John (playing Oakley): I chose synthetic nerves for Oakley. He knew that if he wanted t be more than an expendable security grnut, he had to get some mods, so he signed a lifetime contract with… he looks at the list of Corporations established in Step 0… Shanghai Security.

Norah (MC): So do you still work for them or are they after you now?

John: Oh, yeah, I skipped out on my contract after two years doing covert ops in Central Asia, went AWOL and now I’m hunted.

Norah writes down that Oakley is hunted by Shanghai Security on her MC sheet.

Norah: How about Hub, what cyberware does he have?

Takumi (playing Hub): Hub is always plugged in; he has a cybercom unit with the +encrypted and +jamming tags. He got burned real bad on a job in Peru and his whole team got killed by a Shanghai Security response team because their pointman lost his radio down a ravine. He vowed never to be seperated from the global communications net again. He was working for HelixTec at the time, and they paid for it. He’s owned.

Norah writes down that Hub is owned by HelixTec.

Sarah (playing Zero): I’ll go next! Zero has skillwires. Her nervous system got messed up by a toxic contamination even when she was a teenager. Ecuadine Petrochem compensated the victims, but the medical care either tied them into a debt spiral to pay for the for proprietary medicine, or forced them into what amounted to indentured servitude to pay off the skillwires that gave them back full motor control. Zero always hated Ecuadine and as soon as she could she slipped under the radar and out of their grasp.

Norah: So she’s hunted?

Sarah: Yup!

Norah writes down that Zero is hunted by Ecuadine Petrochem.

Aanya (playing Core): Okay, lucky last… Core has data storage and interface hardware.He has a row of interface jacks down his left temple, and a series of memory card slots down his right.

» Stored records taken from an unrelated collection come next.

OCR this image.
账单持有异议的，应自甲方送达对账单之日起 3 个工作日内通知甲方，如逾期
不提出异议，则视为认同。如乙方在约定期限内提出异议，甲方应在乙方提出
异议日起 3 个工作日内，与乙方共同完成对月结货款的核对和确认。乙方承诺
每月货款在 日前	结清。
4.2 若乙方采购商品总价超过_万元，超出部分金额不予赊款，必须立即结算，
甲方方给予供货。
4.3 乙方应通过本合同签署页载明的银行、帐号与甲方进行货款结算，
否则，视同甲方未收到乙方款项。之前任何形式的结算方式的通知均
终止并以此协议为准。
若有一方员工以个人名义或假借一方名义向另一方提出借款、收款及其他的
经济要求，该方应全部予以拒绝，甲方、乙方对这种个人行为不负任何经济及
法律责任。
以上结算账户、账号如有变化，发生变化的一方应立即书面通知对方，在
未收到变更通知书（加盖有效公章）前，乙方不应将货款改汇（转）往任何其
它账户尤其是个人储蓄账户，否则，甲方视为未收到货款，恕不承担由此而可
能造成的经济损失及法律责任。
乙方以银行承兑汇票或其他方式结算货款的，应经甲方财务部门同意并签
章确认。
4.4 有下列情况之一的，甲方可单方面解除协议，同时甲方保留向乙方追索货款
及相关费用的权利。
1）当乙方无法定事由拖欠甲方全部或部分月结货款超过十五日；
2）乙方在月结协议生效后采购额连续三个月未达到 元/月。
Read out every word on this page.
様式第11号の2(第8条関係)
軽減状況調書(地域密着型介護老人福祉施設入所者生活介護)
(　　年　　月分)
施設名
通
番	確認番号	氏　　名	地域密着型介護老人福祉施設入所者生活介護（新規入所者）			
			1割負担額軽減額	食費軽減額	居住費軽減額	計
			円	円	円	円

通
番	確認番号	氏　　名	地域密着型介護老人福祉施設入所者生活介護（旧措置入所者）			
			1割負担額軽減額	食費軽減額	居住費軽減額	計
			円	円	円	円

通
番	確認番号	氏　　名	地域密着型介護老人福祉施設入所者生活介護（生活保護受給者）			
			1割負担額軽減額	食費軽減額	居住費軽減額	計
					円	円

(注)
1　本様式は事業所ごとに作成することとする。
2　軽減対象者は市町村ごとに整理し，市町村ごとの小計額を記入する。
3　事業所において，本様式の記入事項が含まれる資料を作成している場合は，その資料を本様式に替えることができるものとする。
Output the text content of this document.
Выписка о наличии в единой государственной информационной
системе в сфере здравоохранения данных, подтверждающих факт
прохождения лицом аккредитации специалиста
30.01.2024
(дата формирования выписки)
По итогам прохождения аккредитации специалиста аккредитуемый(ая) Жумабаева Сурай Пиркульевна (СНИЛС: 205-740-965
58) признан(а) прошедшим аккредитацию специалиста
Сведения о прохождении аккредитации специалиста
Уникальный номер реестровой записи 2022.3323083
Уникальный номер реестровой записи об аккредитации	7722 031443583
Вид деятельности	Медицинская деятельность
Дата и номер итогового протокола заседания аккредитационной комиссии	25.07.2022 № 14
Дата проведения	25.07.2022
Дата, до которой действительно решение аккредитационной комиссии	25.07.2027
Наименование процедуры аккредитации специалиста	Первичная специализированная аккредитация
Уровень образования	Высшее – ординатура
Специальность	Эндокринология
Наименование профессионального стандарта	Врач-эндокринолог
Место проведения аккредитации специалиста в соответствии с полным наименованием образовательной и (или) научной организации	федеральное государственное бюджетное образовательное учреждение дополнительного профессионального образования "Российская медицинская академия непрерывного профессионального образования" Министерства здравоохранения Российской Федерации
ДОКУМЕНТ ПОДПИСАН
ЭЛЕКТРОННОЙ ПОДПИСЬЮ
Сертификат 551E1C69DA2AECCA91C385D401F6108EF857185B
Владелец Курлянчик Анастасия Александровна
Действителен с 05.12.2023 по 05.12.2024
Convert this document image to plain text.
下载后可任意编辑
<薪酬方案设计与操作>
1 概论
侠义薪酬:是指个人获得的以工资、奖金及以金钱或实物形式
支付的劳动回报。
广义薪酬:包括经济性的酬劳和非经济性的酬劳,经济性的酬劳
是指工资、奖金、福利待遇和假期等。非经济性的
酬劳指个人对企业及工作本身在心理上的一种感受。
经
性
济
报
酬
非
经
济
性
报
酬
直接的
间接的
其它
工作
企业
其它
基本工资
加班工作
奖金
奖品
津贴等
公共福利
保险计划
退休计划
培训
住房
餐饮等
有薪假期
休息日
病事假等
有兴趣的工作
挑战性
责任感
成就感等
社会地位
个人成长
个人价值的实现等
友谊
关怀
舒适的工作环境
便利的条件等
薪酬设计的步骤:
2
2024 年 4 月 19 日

He designed and built it all himself and had a friend install it.

Norah: Core’s friend performed brain surgery on him?

Aanya: Yeah, she’s a black clinic cybersurgeon.

Norah: Sounds like a good person to know! Since you paid for it yourself you have to pick a negative tag. Is it +unreliable, +substandard, +damaging or does it suffer from +hardware decay?

Aanya: It runs too hot and is slowly frying her brain. Damaging.

Norah: Nasty!

Norah writes down that Core’s data storage and interface cyberwear is damaging.